Local government in Greater London takes place in two tiers; an upper tier and a lower tier. The upper tier authority is the Greater London Authority (GLA), controlled by the Mayor of London and the London Assembly. The lower tier authorities are the 32 borough councils and the City of London Corporation in the City of London.

Upper tier

The Greater London Authority consists of two elected parts. They are the Mayor of London, who has executive powers, and the London Assembly, who scrutinise the Mayor's decisions and can accept or reject his budget proposals each year. The GLA is responsible for strategic planning, policing, the fire service, most aspects of transport and economic development. It is a recent organisation, having been set up in 2000 to replace the similar Greater London Council (GLC) which had been abolished in 1986. The headquarters of the GLA and the Mayor of London is at City Hall. The current Mayor of London is Sadiq Khan who was elected in 2016, replacing Boris Johnson, who served two terms.

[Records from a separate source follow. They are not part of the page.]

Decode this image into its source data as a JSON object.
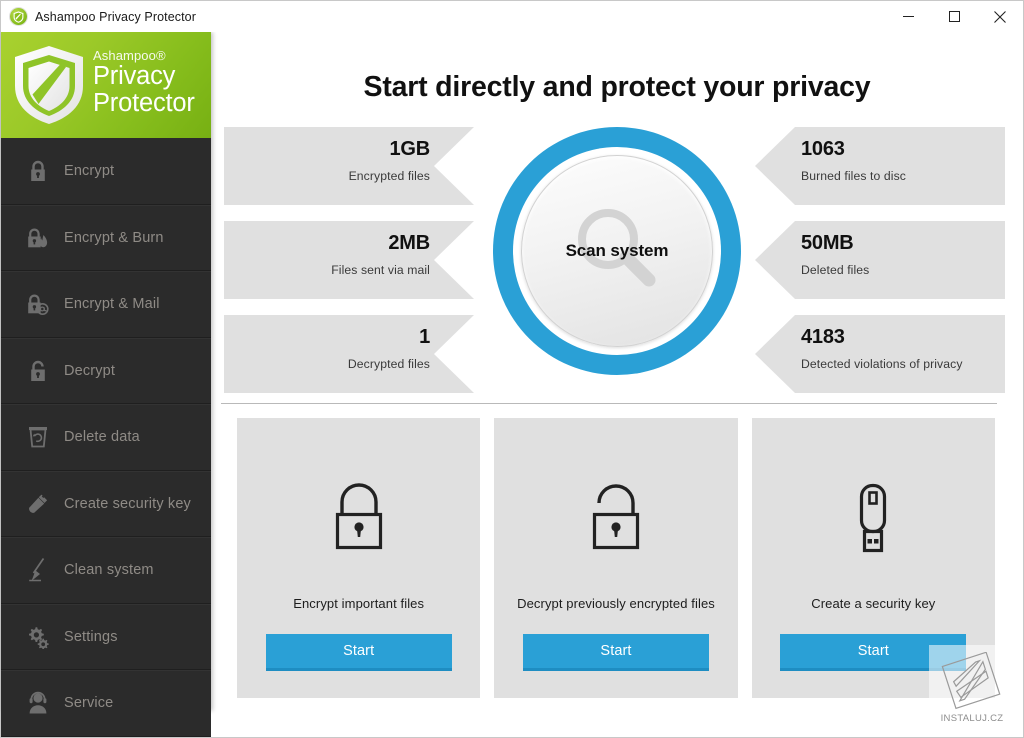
{
  "window": {
    "title": "Ashampoo Privacy Protector",
    "app_icon": "shield-icon",
    "controls": {
      "minimize": "minimize-icon",
      "maximize": "maximize-icon",
      "close": "close-icon"
    }
  },
  "brand": {
    "superscript": "Ashampoo®",
    "line1": "Privacy",
    "line2": "Protector",
    "bg_from": "#a9d12f",
    "bg_to": "#77b013"
  },
  "sidebar": {
    "items": [
      {
        "label": "Encrypt",
        "icon": "lock-closed-icon"
      },
      {
        "label": "Encrypt & Burn",
        "icon": "lock-flame-icon"
      },
      {
        "label": "Encrypt & Mail",
        "icon": "lock-mail-icon"
      },
      {
        "label": "Decrypt",
        "icon": "lock-open-icon"
      },
      {
        "label": "Delete data",
        "icon": "trash-icon"
      },
      {
        "label": "Create security key",
        "icon": "usb-key-icon"
      },
      {
        "label": "Clean system",
        "icon": "broom-icon"
      },
      {
        "label": "Settings",
        "icon": "gears-icon"
      },
      {
        "label": "Service",
        "icon": "headset-person-icon"
      }
    ]
  },
  "main": {
    "page_title": "Start directly and protect your privacy",
    "accent_color": "#2aa0d6",
    "scan": {
      "label": "Scan system",
      "icon": "magnifier-icon"
    },
    "stats_left": [
      {
        "value": "1GB",
        "label": "Encrypted files"
      },
      {
        "value": "2MB",
        "label": "Files sent via mail"
      },
      {
        "value": "1",
        "label": "Decrypted files"
      }
    ],
    "stats_right": [
      {
        "value": "1063",
        "label": "Burned files to disc"
      },
      {
        "value": "50MB",
        "label": "Deleted files"
      },
      {
        "value": "4183",
        "label": "Detected violations of privacy"
      }
    ],
    "cards": [
      {
        "label": "Encrypt important files",
        "icon": "lock-closed-icon",
        "button": "Start"
      },
      {
        "label": "Decrypt previously encrypted files",
        "icon": "lock-open-icon",
        "button": "Start"
      },
      {
        "label": "Create a security key",
        "icon": "usb-key-icon",
        "button": "Start"
      }
    ]
  },
  "watermark": {
    "text": "INSTALUJ.CZ",
    "icon": "instaluj-logo-icon"
  }
}
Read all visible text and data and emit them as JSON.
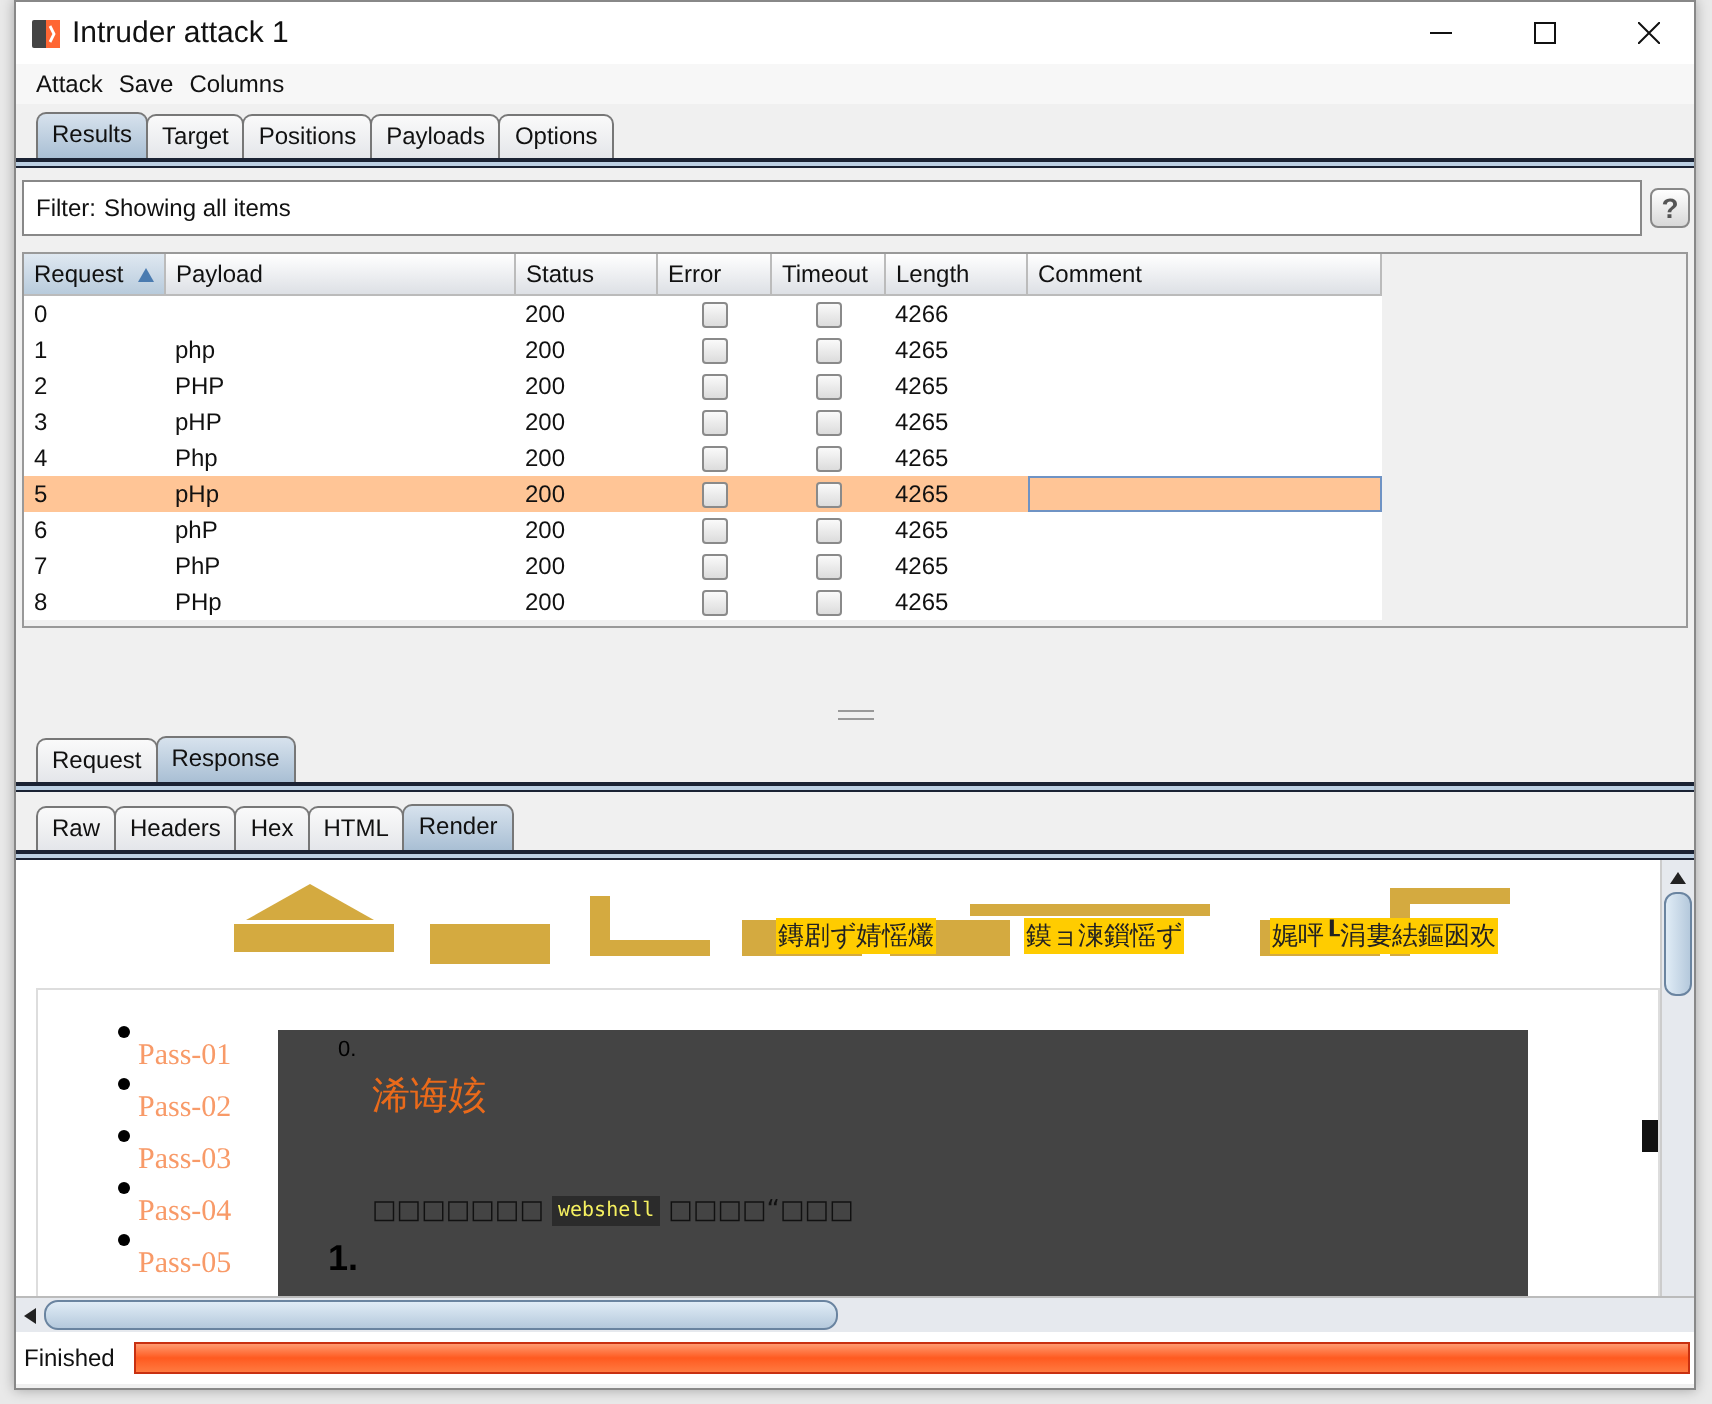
{
  "window": {
    "title": "Intruder attack 1"
  },
  "menu": [
    "Attack",
    "Save",
    "Columns"
  ],
  "tabs": [
    {
      "label": "Results",
      "selected": true
    },
    {
      "label": "Target",
      "selected": false
    },
    {
      "label": "Positions",
      "selected": false
    },
    {
      "label": "Payloads",
      "selected": false
    },
    {
      "label": "Options",
      "selected": false
    }
  ],
  "filter": {
    "label": "Filter:",
    "value": "Showing all items",
    "help": "?"
  },
  "table": {
    "columns": [
      {
        "label": "Request",
        "sorted": true
      },
      {
        "label": "Payload",
        "sorted": false
      },
      {
        "label": "Status",
        "sorted": false
      },
      {
        "label": "Error",
        "sorted": false
      },
      {
        "label": "Timeout",
        "sorted": false
      },
      {
        "label": "Length",
        "sorted": false
      },
      {
        "label": "Comment",
        "sorted": false
      }
    ],
    "rows": [
      {
        "request": "0",
        "status": "200",
        "error": false,
        "timeout": false,
        "length": "4266",
        "selected": false
      },
      {
        "request": "1",
        "payload": "php",
        "status": "200",
        "error": false,
        "timeout": false,
        "length": "4265",
        "selected": false
      },
      {
        "request": "2",
        "payload": "PHP",
        "status": "200",
        "error": false,
        "timeout": false,
        "length": "4265",
        "selected": false
      },
      {
        "request": "3",
        "payload": "pHP",
        "status": "200",
        "error": false,
        "timeout": false,
        "length": "4265",
        "selected": false
      },
      {
        "request": "4",
        "payload": "Php",
        "status": "200",
        "error": false,
        "timeout": false,
        "length": "4265",
        "selected": false
      },
      {
        "request": "5",
        "payload": "pHp",
        "status": "200",
        "error": false,
        "timeout": false,
        "length": "4265",
        "selected": true
      },
      {
        "request": "6",
        "payload": "phP",
        "status": "200",
        "error": false,
        "timeout": false,
        "length": "4265",
        "selected": false
      },
      {
        "request": "7",
        "payload": "PhP",
        "status": "200",
        "error": false,
        "timeout": false,
        "length": "4265",
        "selected": false
      },
      {
        "request": "8",
        "payload": "PHp",
        "status": "200",
        "error": false,
        "timeout": false,
        "length": "4265",
        "selected": false
      }
    ]
  },
  "message_tabs": [
    {
      "label": "Request",
      "selected": false
    },
    {
      "label": "Response",
      "selected": true
    }
  ],
  "view_tabs": [
    {
      "label": "Raw",
      "selected": false
    },
    {
      "label": "Headers",
      "selected": false
    },
    {
      "label": "Hex",
      "selected": false
    },
    {
      "label": "HTML",
      "selected": false
    },
    {
      "label": "Render",
      "selected": true
    }
  ],
  "render": {
    "logo_links": [
      "鏄剧ず婧愮爜",
      "鏌ョ湅鎻愮ず",
      "娓呯┖涓婁紶鏂囦欢"
    ],
    "nav_items": [
      "Pass-01",
      "Pass-02",
      "Pass-03",
      "Pass-04",
      "Pass-05"
    ],
    "panel": {
      "index": "0.",
      "heading": "浠诲姟",
      "text_before": "□□□□□□□",
      "code": "webshell",
      "text_after": "□□□□“□□□",
      "next_index": "1."
    }
  },
  "status_bar": {
    "text": "Finished",
    "progress": {
      "level": 1
    }
  }
}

Health services in London are managed by the national government through the National Health Service, which is controlled and administered in London by a single strategic health authority called NHS London.

Timeline for leaders of London-wide government
Timeline

Lower tier

The 33 local authorities are the 32 London borough councils and the City of London Corporation. They are responsible for local services not overseen by the GLA, such as local planning, schools, social services, local roads and refuse collection. The London boroughs each have a council made up from representatives from political parties and single issue organisations elected every four years by local residents

The City of London does not have a conventional local authority, but is governed by the historic City of London Corporation which is elected by both residents and businesses, and which has existed more or less unchanged since the Middle Ages. The head of the Corporation is the Lord Mayor of the City of London, which is a different position from that of Mayor of London. The City of London also has its own police force: The City of London Police, which is independent of the Metropolitan Police Service which covers the rest of Greater London. Within the City of London are two liberties, the Inner Temple and the Middle Temple, which are local authorities for most purposes to the present day.

 City of London
 City of Westminster
 Kensington and Chelsea
 Hammersmith and Fulham
 Wandsworth
 Lambeth
 Southwark
 Tower Hamlets
 Hackney
 Islington
 Camden
 Brent
 Ealing
 Hounslow
 Richmond
 Kingston
 Merton
 Sutton
 Croydon
 Bromley
 Lewisham
 Greenwich
 Bexley
 Havering
 Barking and Dagenham
 Redbridge
 Newham
 Waltham Forest
 Haringey
 Enfield
 Barnet
 Harrow
 Hillingdon

Civil parishes
The Local Government and Public Involvement in Health Act 2007 allowed the creation of civil parishes (and parish councils) within London boroughs, if local residents request their creation through a petition. Prior to this, civil parishes were not permitted within Greater London. However, only one civil parish has been created within London at Queen's Park in 2014. The vast majority of London is unparished.